Par ailleurs, un télégramme ministériel du 14 septembre 2018 a rappelé que ces objectifs devaient être poursuivis avec la plus grande rigueur. Ces mesures sont aujourd'hui mises en place dans le cadre des protocoles interservices départementaux, qui prévoient une coopération opérationnelle accrue entre les forces de sécurité intérieure - police et gendarmerie - et les pompiers : échanges d'informations, possibilité de s'appeler de manière réactive en cas de difficultés, points de regroupement avant une intervention dans un secteur sensible. Ces conventions, que nous rappelons très régulièrement aux préfets, donnent satisfaction.
Enfin, je sais que nous pouvons compter sur l'intransigeance des parquets face à ces attaques particulièrement odieuses. Plusieurs condamnations à des peines de prison ferme ont été prononcées ces dernières semaines pour des agressions de sapeurs-pompiers.
En tout état de cause, j'ai la conviction que ce texte, même amendé, n'est pas la bonne solution. Il présente plus de dangers que de pistes d'avenir.
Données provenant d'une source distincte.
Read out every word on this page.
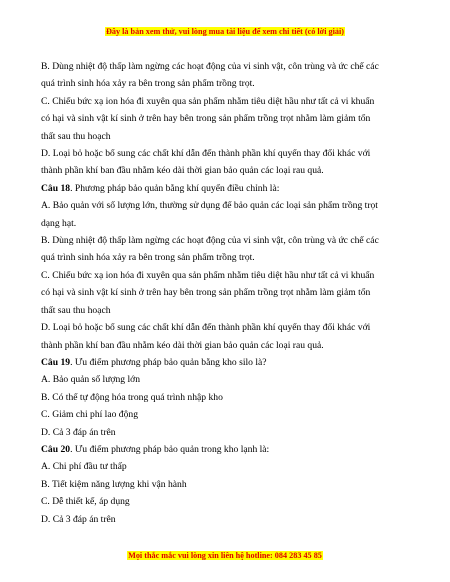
Đây là bản xem thử, vui lòng mua tài liệu để xem chi tiết (có lời giải)

B. Dùng nhiệt độ thấp làm ngừng các hoạt động của vi sinh vật, côn trùng và ức chế các

quá trình sinh hóa xảy ra bên trong sản phẩm trồng trọt.

C. Chiếu bức xạ ion hóa đi xuyên qua sản phẩm nhằm tiêu diệt hầu như tất cả vi khuẩn

có hại và sinh vật kí sinh ở trên hay bên trong sản phẩm trồng trọt nhằm làm giảm tổn

thất sau thu hoạch

D. Loại bỏ hoặc bổ sung các chất khí dẫn đến thành phần khí quyển thay đổi khác với

thành phần khí ban đầu nhằm kéo dài thời gian bảo quản các loại rau quả.

Câu 18. Phương pháp bảo quản bằng khí quyển điều chỉnh là:

A. Bảo quản với số lượng lớn, thường sử dụng để bảo quản các loại sản phẩm trồng trọt

dạng hạt.

B. Dùng nhiệt độ thấp làm ngừng các hoạt động của vi sinh vật, côn trùng và ức chế các

quá trình sinh hóa xảy ra bên trong sản phẩm trồng trọt.

C. Chiếu bức xạ ion hóa đi xuyên qua sản phẩm nhằm tiêu diệt hầu như tất cả vi khuẩn

có hại và sinh vật kí sinh ở trên hay bên trong sản phẩm trồng trọt nhằm làm giảm tổn

thất sau thu hoạch

D. Loại bỏ hoặc bổ sung các chất khí dẫn đến thành phần khí quyển thay đổi khác với

thành phần khí ban đầu nhằm kéo dài thời gian bảo quản các loại rau quả.

Câu 19. Ưu điểm phương pháp bảo quản bằng kho silo là?

A. Bảo quản số lượng lớn

B. Có thể tự động hóa trong quá trình nhập kho

C. Giảm chi phí lao động

D. Cả 3 đáp án trên

Câu 20. Ưu điểm phương pháp bảo quản trong kho lạnh là:

A. Chi phí đầu tư thấp

B. Tiết kiệm năng lượng khi vận hành

C. Dễ thiết kế, áp dụng

D. Cả 3 đáp án trên

Mọi thắc mắc vui lòng xin liên hệ hotline: 084 283 45 85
En l'état, il ne permettra pas d'assurer une meilleure protection des sapeurs-pompiers. Certes, je déplore comme vous l'augmentation des agressions à leur encontre, mais je rappelle que leur taux de plaintes demeure significatif. Les pompiers ne craignent donc pas de porter plainte par peur des représailles. Comptez néanmoins sur notre détermination pour appliquer l'ensemble des mesures existantes afin d'assurer une meilleure protection des sapeurs-pompiers, ainsi que celles à venir, puisque nous avons évoqué le déploiement des caméras-piétons.